ADX and ADXR

The average direction index (ADX) is used to find price trends. ADXR supplements it with price trend strength info. Use them with trend-following strategies.

  1. DXR (Average Directional Movement Index Rating)
  2. Interpretation
  3. ADX in Trending and Range Identification
  4. Conclusion

ADX evaluates absolute values, meaning that it works out how strong a trend is regardless of which way it’s heading, so whether the trend is pointing upwards or downwards, the strength value it’s given is the same.

The ADX appears at the bottom of the price chart, and it shows the price using the difference between a pair of directional movement indicator measures labeled +DMI and -DMI. The plus and the minus of each of them obviously indicates which way the trend is heading.

The ADX usually has a (14,14) setting, which means it includes 14 past price bars, that’s what the first number is saying. The second function is a smoothing setting that can raise or lower the amount of importance given to recent price information.

Lowering either number in the settings results in more standout trends (ADX number goes up) because then it’s looking at a narrower portion of the price data. The lower the setting the stronger the apparent trends will seem because every fluctuation will be given greater significance than it probably deserves. At the other extreme, higher settings will likely miss some trends altogether.
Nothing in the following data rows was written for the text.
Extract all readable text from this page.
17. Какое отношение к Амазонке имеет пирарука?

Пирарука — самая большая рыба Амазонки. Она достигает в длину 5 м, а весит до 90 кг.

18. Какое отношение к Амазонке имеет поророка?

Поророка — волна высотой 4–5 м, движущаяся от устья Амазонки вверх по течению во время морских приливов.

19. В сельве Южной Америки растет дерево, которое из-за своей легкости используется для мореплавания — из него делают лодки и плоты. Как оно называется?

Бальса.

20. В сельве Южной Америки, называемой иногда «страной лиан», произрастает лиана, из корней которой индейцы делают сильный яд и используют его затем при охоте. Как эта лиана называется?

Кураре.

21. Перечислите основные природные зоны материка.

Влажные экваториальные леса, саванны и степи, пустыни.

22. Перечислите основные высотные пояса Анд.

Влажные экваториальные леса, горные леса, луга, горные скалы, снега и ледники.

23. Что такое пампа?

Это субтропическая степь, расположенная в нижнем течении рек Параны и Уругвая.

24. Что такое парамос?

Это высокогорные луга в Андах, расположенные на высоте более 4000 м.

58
DXR (Average Directional Movement Index Rating)

ADXR works out the extent to which momentum is changing in the ADX, and it’s represented by another line. You can alter the number of period bars used to get the amount of change over time that suits you.

A 0 period effectively means that the ADX and ADXR are the same. Changing the period to 90 means that the ADXR measures the momentum change over a longer stretch (the ADX for the previous 90 price bars) which will probably mean that you won’t get much useful information from it. A setting of 10 is more usual and more helpful.
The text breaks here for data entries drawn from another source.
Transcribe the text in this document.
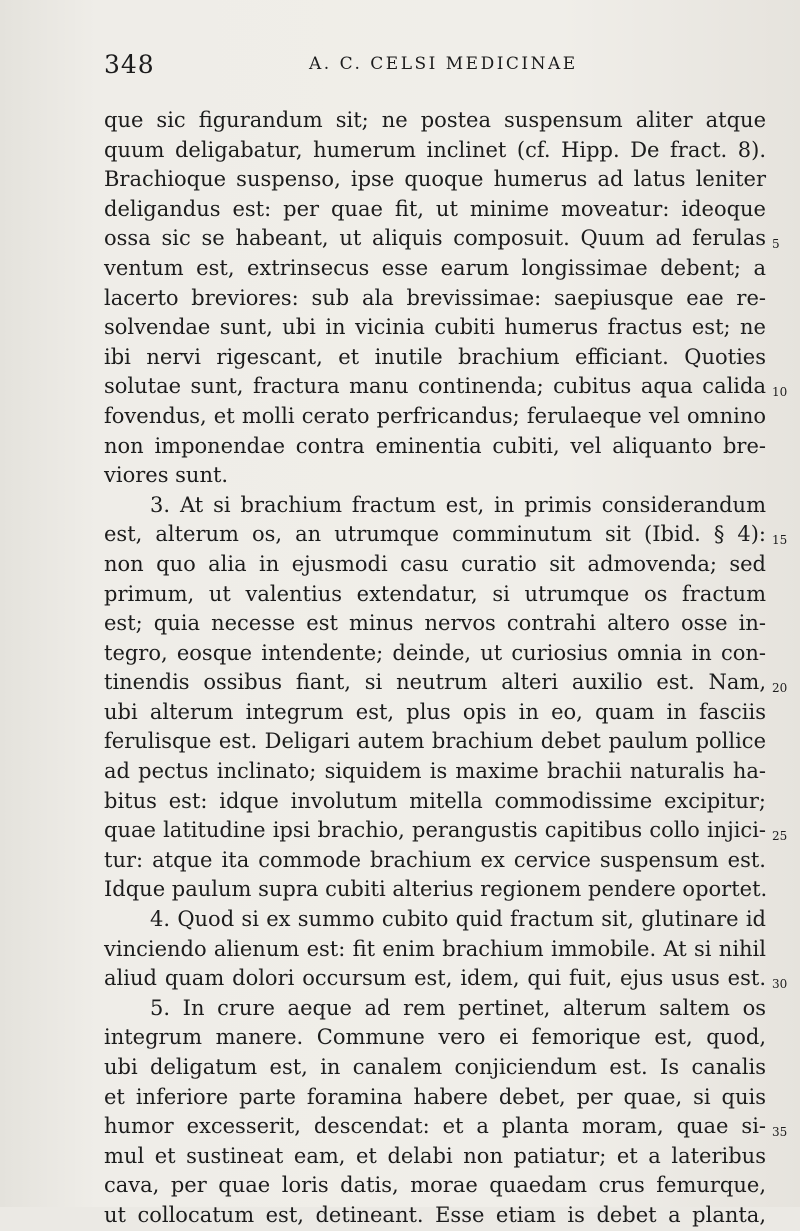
348	A. C. CELSI MEDICINAE
que sic figurandum sit; ne postea suspensum aliter atque
quum deligabatur, humerum inclinet (cf. Hipp. De fract. 8).
Brachioque suspenso, ipse quoque humerus ad latus leniter
deligandus est: per quae fit, ut minime moveatur: ideoque
ossa sic se habeant, ut aliquis composuit. Quum ad ferulas 5
ventum est, extrinsecus esse earum longissimae debent; a
lacerto breviores: sub ala brevissimae: saepiusque eae re-
solvendae sunt, ubi in vicinia cubiti humerus fractus est; ne
ibi nervi rigescant, et inutile brachium efficiant. Quoties
solutae sunt, fractura manu continenda; cubitus aqua calida 10
fovendus, et molli cerato perfricandus; ferulaeque vel omnino
non imponendae contra eminentia cubiti, vel aliquanto bre-
viores sunt.
3. At si brachium fractum est, in primis considerandum
est, alterum os, an utrumque comminutum sit (Ibid. § 4): 15
non quo alia in ejusmodi casu curatio sit admovenda; sed
primum, ut valentius extendatur, si utrumque os fractum
est; quia necesse est minus nervos contrahi altero osse in-
tegro, eosque intendente; deinde, ut curiosius omnia in con-
tinendis ossibus fiant, si neutrum alteri auxilio est. Nam, 20
ubi alterum integrum est, plus opis in eo, quam in fasciis
ferulisque est. Deligari autem brachium debet paulum pollice
ad pectus inclinato; siquidem is maxime brachii naturalis ha-
bitus est: idque involutum mitella commodissime excipitur;
quae latitudine ipsi brachio, perangustis capitibus collo injici- 25
tur: atque ita commode brachium ex cervice suspensum est.
Idque paulum supra cubiti alterius regionem pendere oportet.
4. Quod si ex summo cubito quid fractum sit, glutinare id
vinciendo alienum est: fit enim brachium immobile. At si nihil
aliud quam dolori occursum est, idem, qui fuit, ejus usus est. 30
5. In crure aeque ad rem pertinet, alterum saltem os
integrum manere. Commune vero ei femorique est, quod,
ubi deligatum est, in canalem conjiciendum est. Is canalis
et inferiore parte foramina habere debet, per quae, si quis
humor excesserit, descendat: et a planta moram, quae si- 35
mul et sustineat eam, et delabi non patiatur; et a lateribus
cava, per quae loris datis, morae quaedam crus femurque,
ut collocatum est, detineant. Esse etiam is debet a planta,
In essence, ADXR is a lagging indicator that works as an averaged ADX. With trending signals, the ADXR always produces them after the ADX.

Some traders take it as a buy signal when ADX heads above ADXR, and when it drops below then they see this as a sell signal, assuming either ADX or both of them are at either 25 or above.

Interpretation

ADX and ADXR interpretations amount to the same thing. The higher the value, the stronger the trend. Using them together and looking for conjunctions between them is a more conservative approach but one that should yield more accurate trading signals.

25 or higher on either indicator is seen by many as a good sign that price has enough momentum to make it a tradable trend. For anything less than 25, trend-following is to be avoided.

Whichever way the ADX line is going tells you the strength of the trend. When the ADX is going up, the strength of the trend is doing the same. A falling ADX signals a slowing and that price may become range-bound. This doesn’t point to a reversal, just increasing weakness.

Even if ADX is heading down, as long as it’s still at 25 or higher, it’s the sign of a strong trend.

Letting trades run when ADX is higher than 25 (or by combining a 25 or higher reading with crossings of ADX/ADXR under the more conservative system) is touted by momentum/trend traders who believe in letting “winners run”.

A trend that is slowing but is still over 25 isn’t a signal to exit, but it does point to slowing momentum.

ADX can also point to a parting of the ways between price and momentum/trend. If price is hitting at a higher high, but ADX, though strong, is on a downward slope, it could be a sign that momentum may be easing back.

In this instance, a trader might want to cash out some profit or reduce their position size or maybe move their stop-loss nearer to where the price is currently sitting. Whatever your response to this kind of change it’s a good idea to think about the risk implications and manage them appropriately.

Price is the most important part of technical analysis, but it’s only the beginning, and traders need to add to the total picture with appropriate technical indicators.

In markets that are range-bound, received wisdom is that when a trading range becomes tighter the chances of an imminent breakout become greater. ADX can help traders find these opportunities and tell them whether they have self-sustaining momentum, usually indicated when a breach goes over 25.

When ADX dips under this point, price could still look to be in a clear trend but it will be taken as one that is growing weaker or that range-bound behavior is likely to happen. In such markets, buyers and sellers pretty much agree on price. These markets feature narrow bid-ask spreads, and for any type of trend to take off will take some kind of impetus to alter the dynamics of supply and demand.

Conclusion

ADX and ADXR can give traders signals to inform momentum or trend-following strategies. The overarching idea behind this approach is that trending markets yield better opportunities for profit than ranging markets.

ADX tells us if price is trending or not, and ADXR then tells us if ADX is heading up or down.

ADX higher than 25 and higher than ADXR could be seen as a buy signal. When ADX is 25 and ADXR goes over ADX, you may take it as a sign to leave a long trade or start a sell trade. When ADX is between 0 and 25 you could see it as a call to stay away from trend-following strategies completely.

There are those who use ADX on its own and who take trades in the direction of the current trend on a pullback to a support or resistance level. Whichever approach you decide to take, consider using ADX and ADXR only as part of a comprehensive and risk-managed trading strategy.